Dr. McKay on the Rationale for Triplet Frontline Therapy in RCC

Rana R. McKay, MD, discusses the pros and cons of utilizing triplet therapy in the frontline treatment of patients with renal cell carcinoma.

Rana R. McKay, MD, associate professor of medicine, Department of Medicine, UC San Diego School of Medicine, discusses the pros and cons of utilizing triplet therapy in the frontline treatment of patients with renal cell carcinoma (RCC).

The current standard of care in the frontline setting for patients with RCC is immune-oncology (IO)–based doublet therapy, either with IO plus a VEGF inhibitor or an IO/IO combination, McKay says. IO/VEGF doublet therapy is associated with short-term efficacy, according to McKay, who stresses that data for long-term durability is still unknown. For that IO/IO combination of nivolumab (Opdivo) plus ipilimumab (Yervoy), the progressive disease rate is higher in the short term, but the combination presents the potential for long-term durability, McKay says.

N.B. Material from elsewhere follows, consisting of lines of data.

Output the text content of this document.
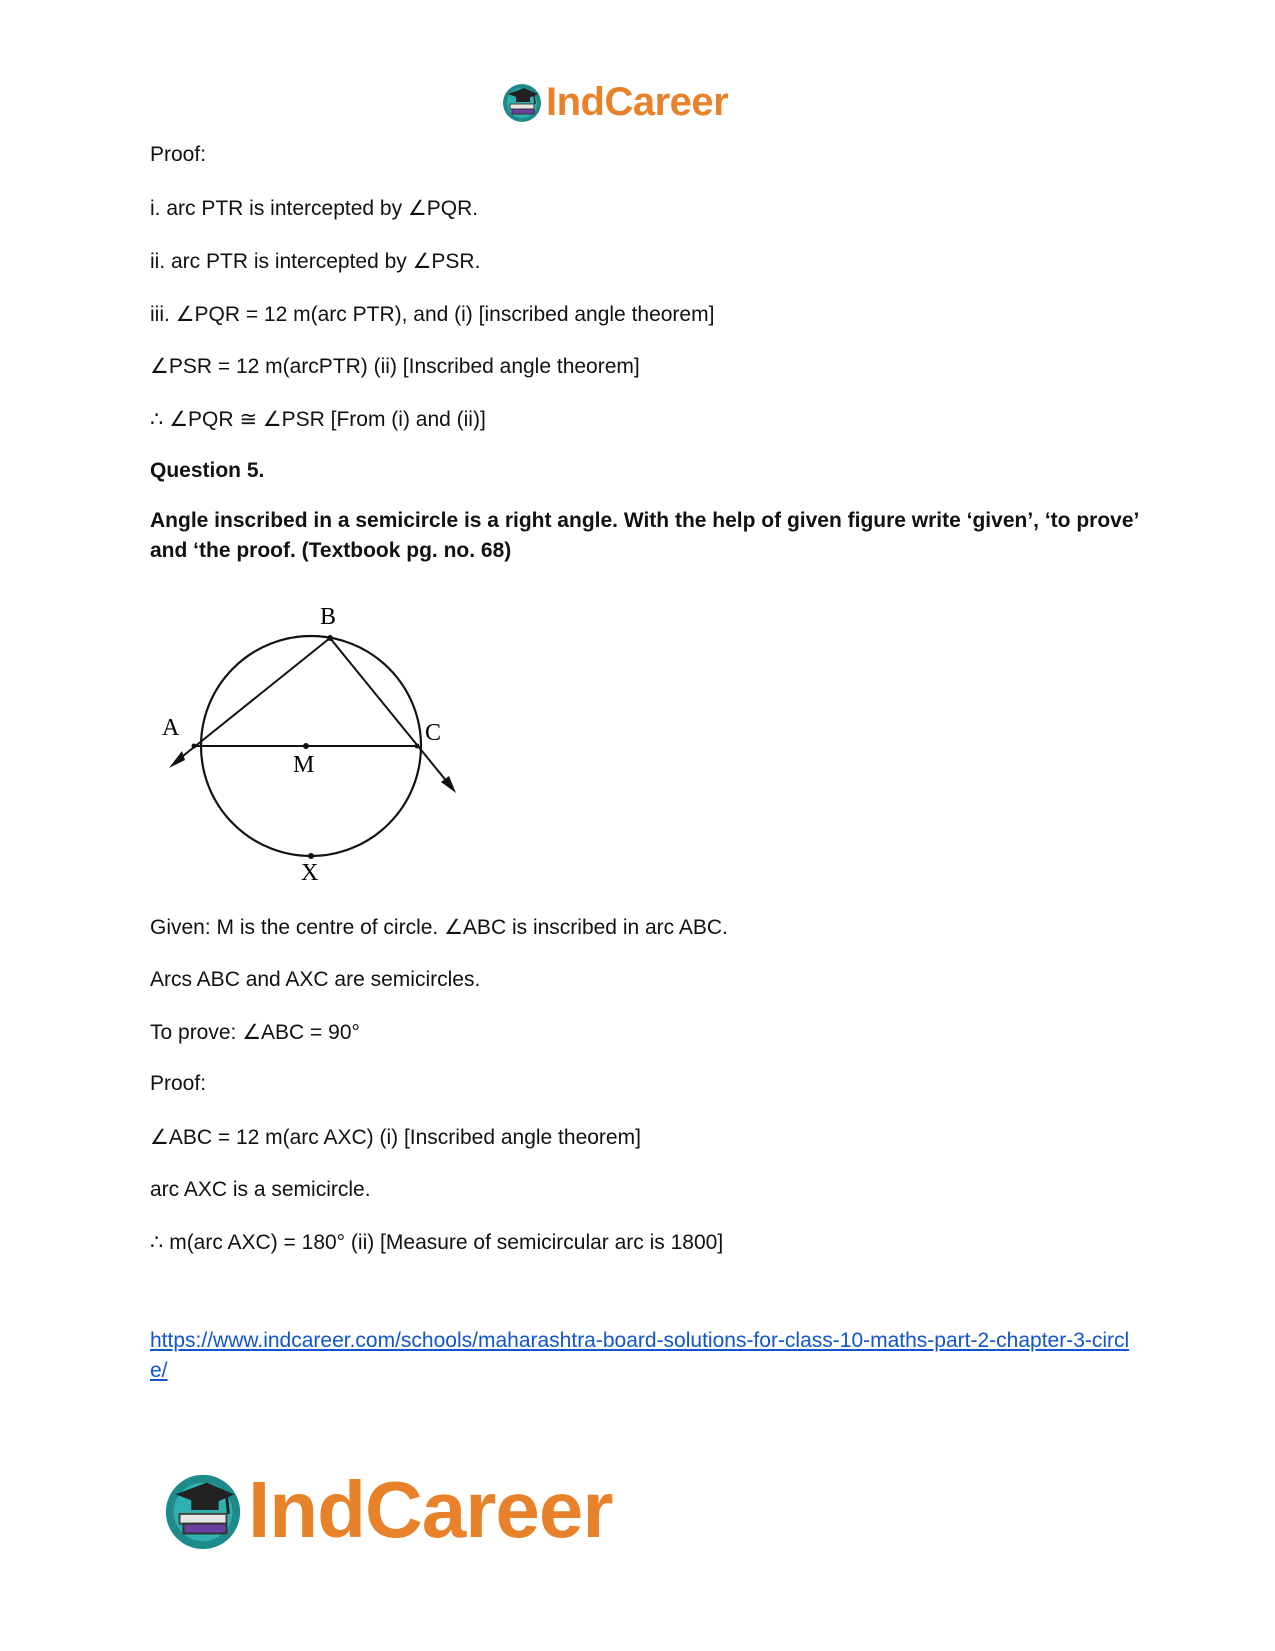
IndCareer
Proof:
i. arc PTR is intercepted by ∠PQR.
ii. arc PTR is intercepted by ∠PSR.
iii. ∠PQR = 12 m(arc PTR), and (i) [inscribed angle theorem]
∠PSR = 12 m(arcPTR) (ii) [Inscribed angle theorem]
∴ ∠PQR ≅ ∠PSR [From (i) and (ii)]
Question 5.
Angle inscribed in a semicircle is a right angle. With the help of given figure write ‘given’, ‘to prove’ and ‘the proof. (Textbook pg. no. 68)
B
A	C
M
X
Given: M is the centre of circle. ∠ABC is inscribed in arc ABC.
Arcs ABC and AXC are semicircles.
To prove: ∠ABC = 90°
Proof:
∠ABC = 12 m(arc AXC) (i) [Inscribed angle theorem]
arc AXC is a semicircle.
∴ m(arc AXC) = 180° (ii) [Measure of semicircular arc is 1800]
https://www.indcareer.com/schools/maharashtra-board-solutions-for-class-10-maths-part-2-chapter-3-circle/
IndCareer
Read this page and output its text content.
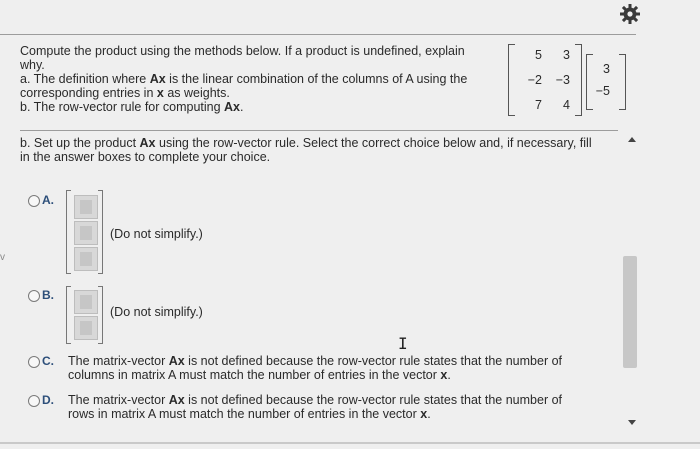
Compute the product using the methods below. If a product is undefined, explain
why.
a. The definition where Ax is the linear combination of the columns of A using the
corresponding entries in x as weights.
b. The row-vector rule for computing Ax.
5	3
−2	−3
7	4
3
−5
b. Set up the product Ax using the row-vector rule. Select the correct choice below and, if necessary, fill
in the answer boxes to complete your choice.
v
A.
(Do not simplify.)
B.
(Do not simplify.)
I
C. The matrix-vector Ax is not defined because the row-vector rule states that the number of
columns in matrix A must match the number of entries in the vector x.
D. The matrix-vector Ax is not defined because the row-vector rule states that the number of
rows in matrix A must match the number of entries in the vector x.
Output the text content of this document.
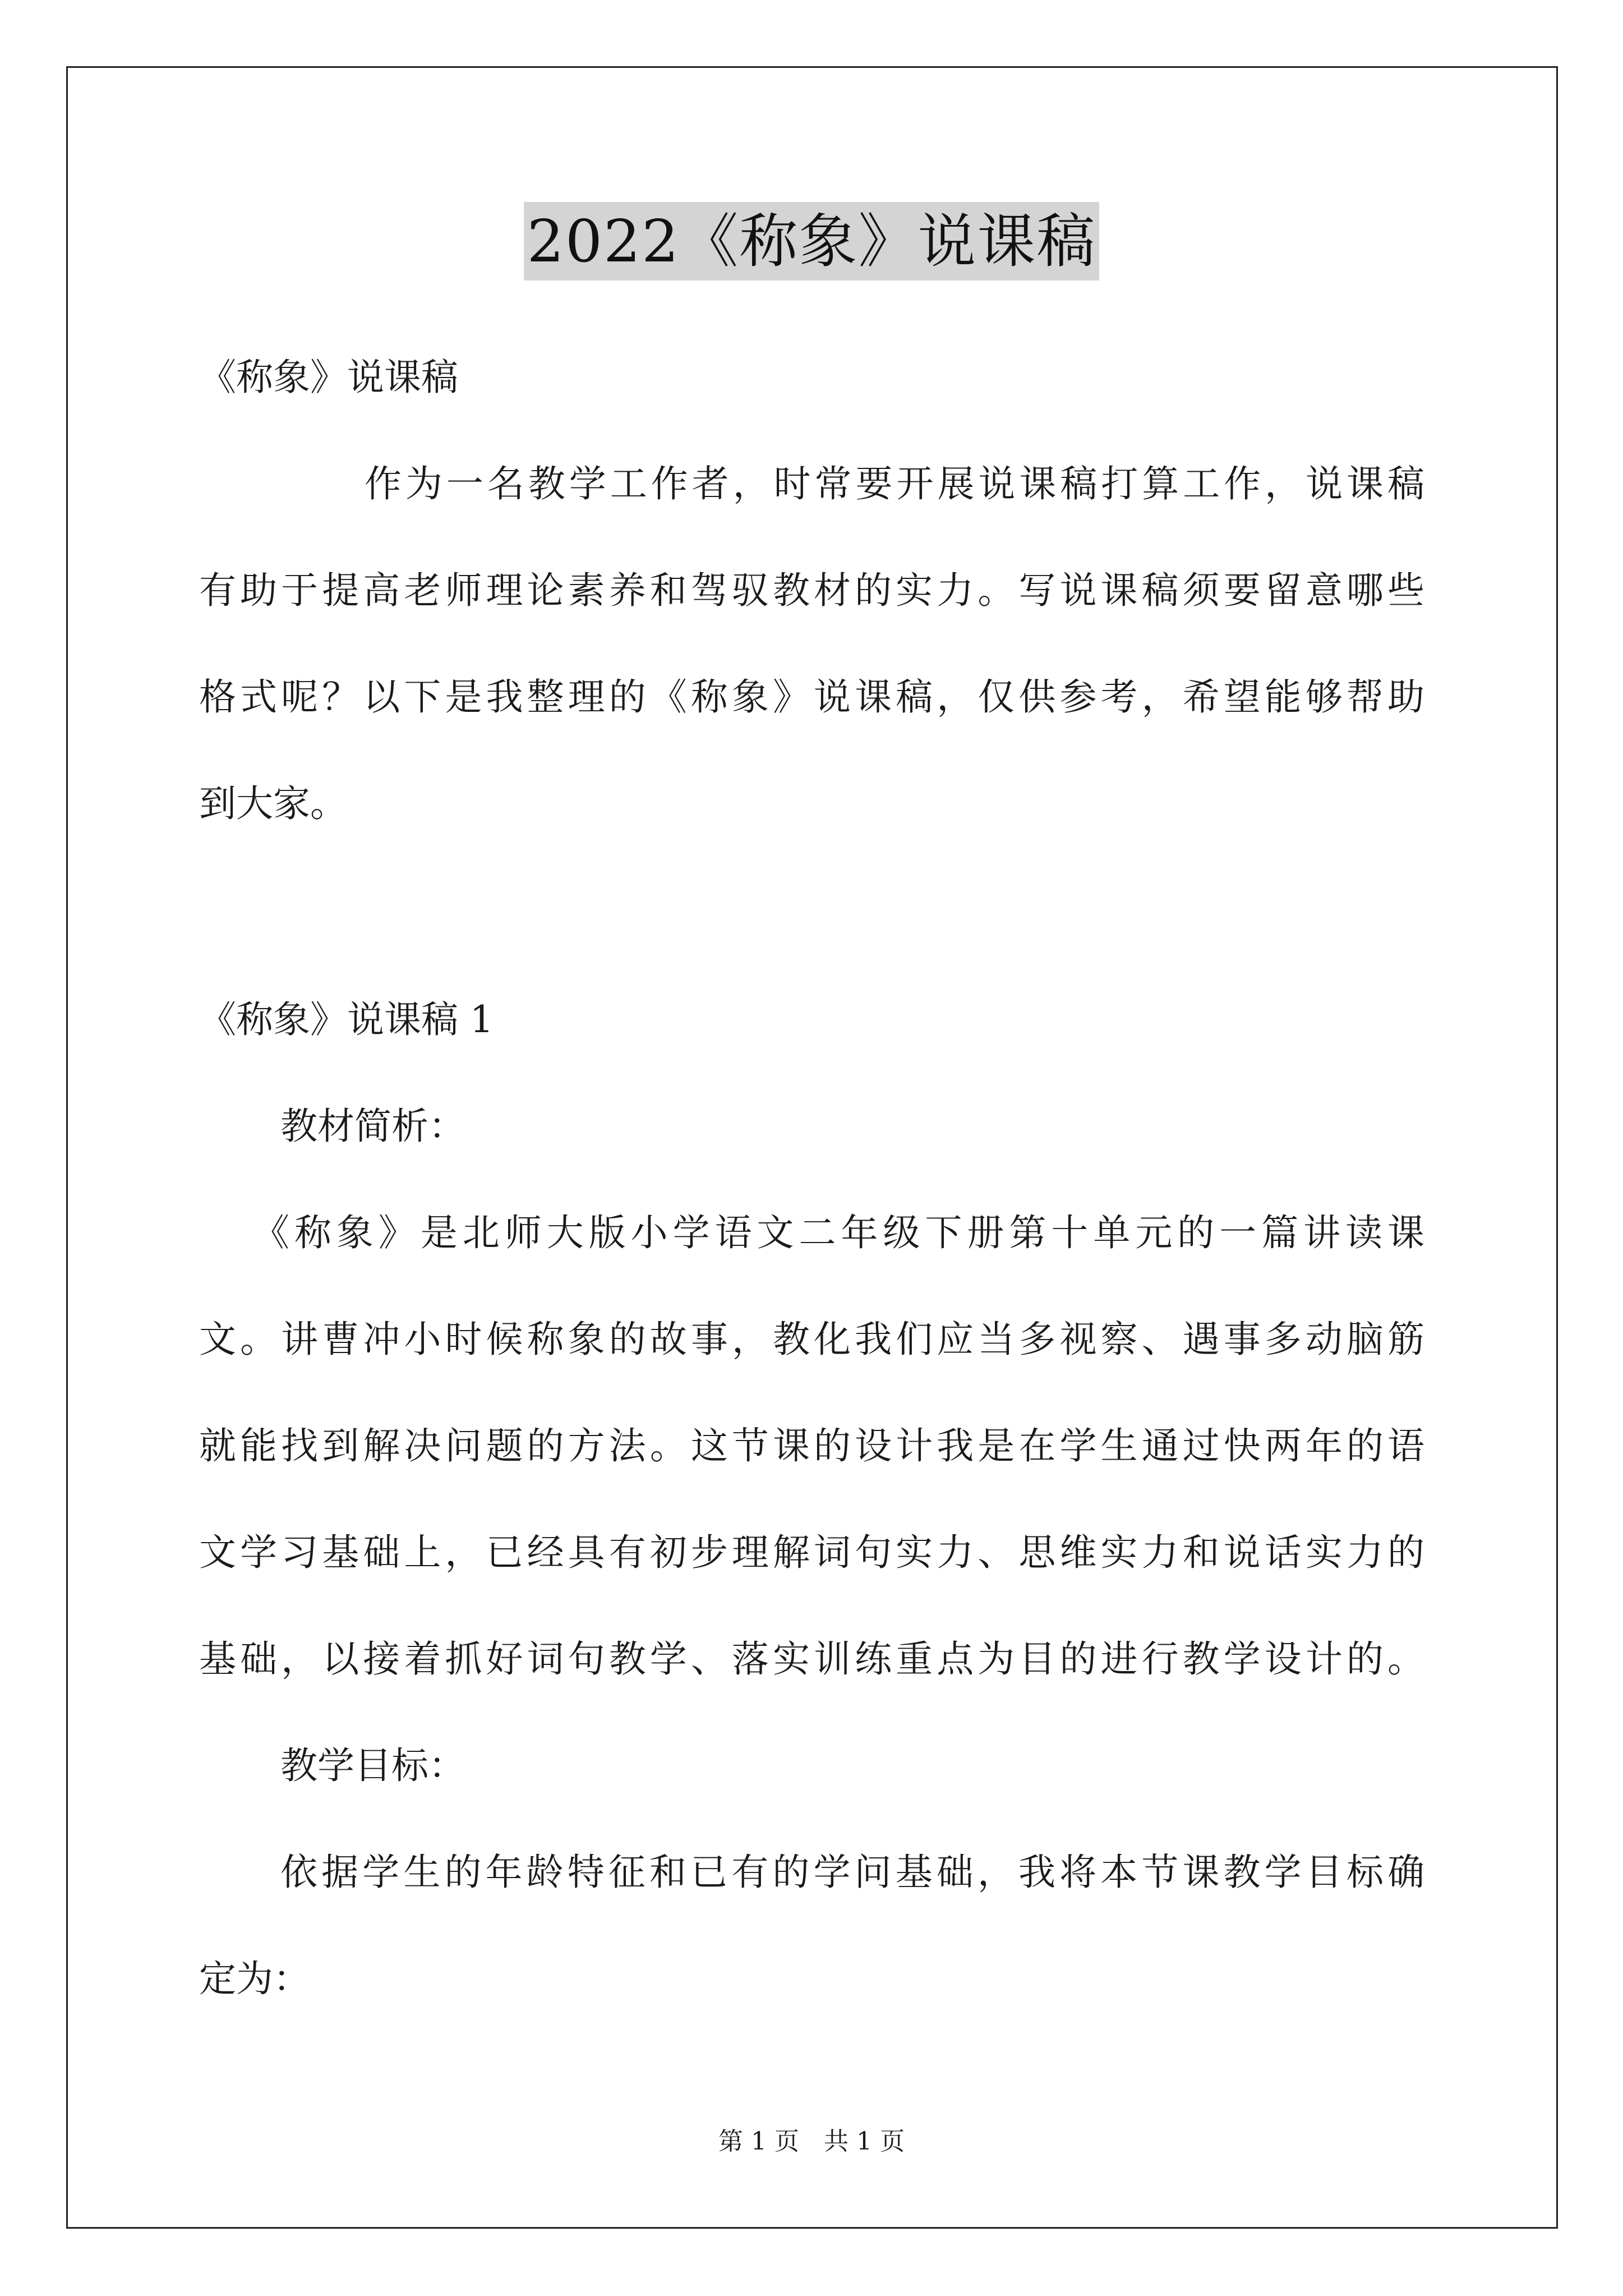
2022《称象》说课稿
《称象》说课稿
作为一名教学工作者，时常要开展说课稿打算工作，说课稿
有助于提高老师理论素养和驾驭教材的实力。写说课稿须要留意哪些
格式呢？以下是我整理的《称象》说课稿，仅供参考，希望能够帮助
到大家。
《称象》说课稿 1
教材简析：
《称象》是北师大版小学语文二年级下册第十单元的一篇讲读课
文。讲曹冲小时候称象的故事，教化我们应当多视察、遇事多动脑筋
就能找到解决问题的方法。这节课的设计我是在学生通过快两年的语
文学习基础上，已经具有初步理解词句实力、思维实力和说话实力的
基础，以接着抓好词句教学、落实训练重点为目的进行教学设计的。
教学目标：
依据学生的年龄特征和已有的学问基础，我将本节课教学目标确
定为：
第 1 页 共 1 页
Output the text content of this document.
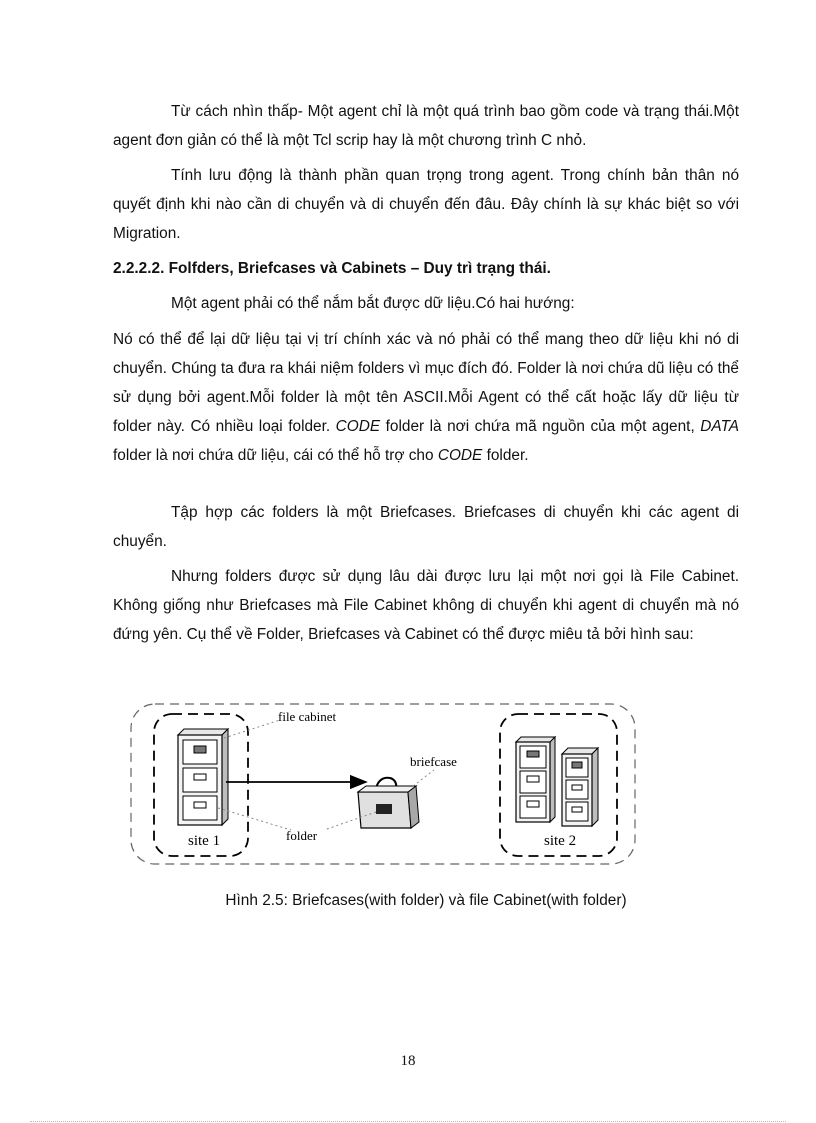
Từ cách nhìn thấp- Một agent chỉ là một quá trình bao gồm code và trạng thái.Một agent đơn giản có thể là một Tcl scrip hay là một chương trình C nhỏ.

Tính lưu động là thành phần quan trọng trong agent. Trong chính bản thân nó quyết định khi nào cần di chuyển và di chuyển đến đâu. Đây chính là sự khác biệt so với Migration.

2.2.2.2. Folfders, Briefcases và Cabinets – Duy trì trạng thái.

Một agent phải có thể nắm bắt được dữ liệu.Có hai hướng:

Nó có thể để lại dữ liệu tại vị trí chính xác và nó phải có thể mang theo dữ liệu khi nó di chuyển. Chúng ta đưa ra khái niệm folders vì mục đích đó. Folder là nơi chứa dũ liệu có thể sử dụng bởi agent.Mỗi folder là một tên ASCII.Mỗi Agent có thể cất hoặc lấy dữ liệu từ folder này. Có nhiều loại folder. CODE folder là nơi chứa mã nguồn của một agent, DATA folder là nơi chứa dữ liệu, cái có thể hỗ trợ cho CODE folder.

Tập hợp các folders là một Briefcases. Briefcases di chuyển khi các agent di chuyển.

Nhưng folders được sử dụng lâu dài được lưu lại một nơi gọi là File Cabinet. Không giống như Briefcases mà File Cabinet không di chuyển khi agent di chuyển mà nó đứng yên. Cụ thể về Folder, Briefcases và Cabinet có thể được miêu tả bởi hình sau:

file cabinet
briefcase
folder
site 1	site 2

Hình 2.5: Briefcases(with folder) và file Cabinet(with folder)

18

Given the potential downside of doublet therapy, triplet therapy could increase short- and long-term efficacy, McKay continues. However, adding another drug to a patient’s regimen always carries the risk of increased toxicity, McKay explains. The toxicity risk vs the efficacy benefit of triplet therapy is at the center of the debate between doublet and triplet therapy in RCC, McKay concludes.